La Corte di Cassazione consolida il divieto della riqualificazione della cessione di partecipazioni in cessione di azienda con devastanti effetti per il contribuente ai fini dell’imposta di registro.
La Corte di Cassazione consolida con definitività l’orientamento interpretativo che impedisce in tema di imposta di registro di raccordare il regime fiscale dell’operazione alla causa reale e complessiva della medesima; analizziamo ad esempio il caso della cessione di partecipazioni.

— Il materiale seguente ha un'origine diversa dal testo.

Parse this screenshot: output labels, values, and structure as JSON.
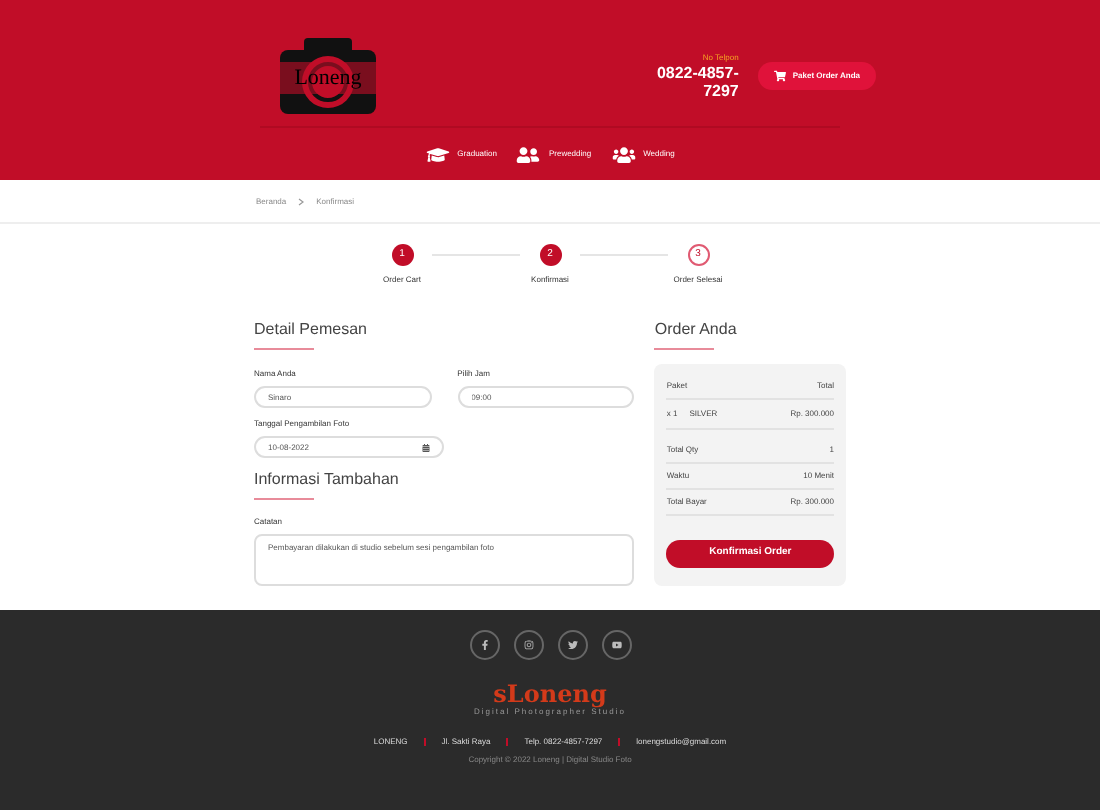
{
  "header": {
    "logo_text": "Loneng",
    "phone_label": "No Telpon",
    "phone": "0822-4857-7297",
    "cart_button": "Paket Order Anda"
  },
  "nav": [
    {
      "kind": "graduation",
      "label": "Graduation"
    },
    {
      "kind": "couple",
      "label": "Prewedding"
    },
    {
      "kind": "group",
      "label": "Wedding"
    }
  ],
  "breadcrumb": [
    "Beranda",
    "Konfirmasi"
  ],
  "steps": [
    {
      "number": "1",
      "label": "Order Cart",
      "done": true
    },
    {
      "number": "2",
      "label": "Konfirmasi",
      "done": true
    },
    {
      "number": "3",
      "label": "Order Selesai",
      "done": false
    }
  ],
  "form": {
    "title": "Detail Pemesan",
    "fields": [
      {
        "label": "Nama Anda",
        "value": "Sinaro"
      },
      {
        "label": "Pilih Jam",
        "value": "09:00"
      }
    ],
    "date": {
      "label": "Tanggal Pengambilan Foto",
      "value": "10-08-2022"
    },
    "extra_title": "Informasi Tambahan",
    "note": {
      "label": "Catatan",
      "value": "Pembayaran dilakukan di studio sebelum sesi pengambilan foto"
    }
  },
  "order": {
    "title": "Order Anda",
    "head": [
      "Paket",
      "Total"
    ],
    "qty": "x 1",
    "package": "SILVER",
    "price": "Rp. 300.000",
    "summary": [
      {
        "label": "Total Qty",
        "value": "1"
      },
      {
        "label": "Waktu",
        "value": "10 Menit"
      },
      {
        "label": "Total Bayar",
        "value": "Rp. 300.000"
      }
    ],
    "button": "Konfirmasi Order"
  },
  "footer": {
    "social": [
      {
        "kind": "facebook"
      },
      {
        "kind": "instagram"
      },
      {
        "kind": "twitter"
      },
      {
        "kind": "youtube"
      }
    ],
    "logo_text": "sLoneng",
    "logo_subtitle": "Digital Photographer Studio",
    "info": [
      "LONENG",
      "Jl. Sakti Raya",
      "Telp. 0822-4857-7297",
      "lonengstudio@gmail.com"
    ],
    "copyright": "Copyright © 2022 Loneng | Digital Studio Foto"
  }
}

Il caso: costituzione di società e successiva cessione di partecipazioni
Specificamente nel caso in controversia, l’Agenzia delle Entrate riteneva di poter riqualificare in una cessione di azienda, una serie di operazioni collegate rappresentate:
- dalla costituzione di una società,
- da una successiva serie di aumenti di capitale sociale e
- dalla conclusiva cessione delle partecipazioni di tale società a due società acquirenti che ne diventavano socie rispettivamente per il 70% e per il 30%.
La Corte di Cassazione con l’ordinanza in esame nega (e può dirsi in modo definitivo) la liceità giuridica di tale riqualificazione, passando in rassegna le contrastanti vicende interpretative che hanno preceduto l’attuale versione testuale dell’art. 20 Tuir del DPR 131/1986, per il quale:
“L’imposta è applicata secondo la intrinseca natura e gli effetti giuridici dell’atto presentato alla registrazione, anche se non vi corrisponde il titolo o la forma apparente, sulla base degli elementi desumibili, prescindendo da quelli extra testuali e dagli atti ad esso collegati, salvo quanto disposto dagli articoli successivi”.
Tali modifiche testuali all’art. 20, TUR sono state ritenute dal legislatore prima e dalla Corte Costituzionale poi rispondenti al paradigma dell’interpretazione autentica con valenza, quindi, retroattiva.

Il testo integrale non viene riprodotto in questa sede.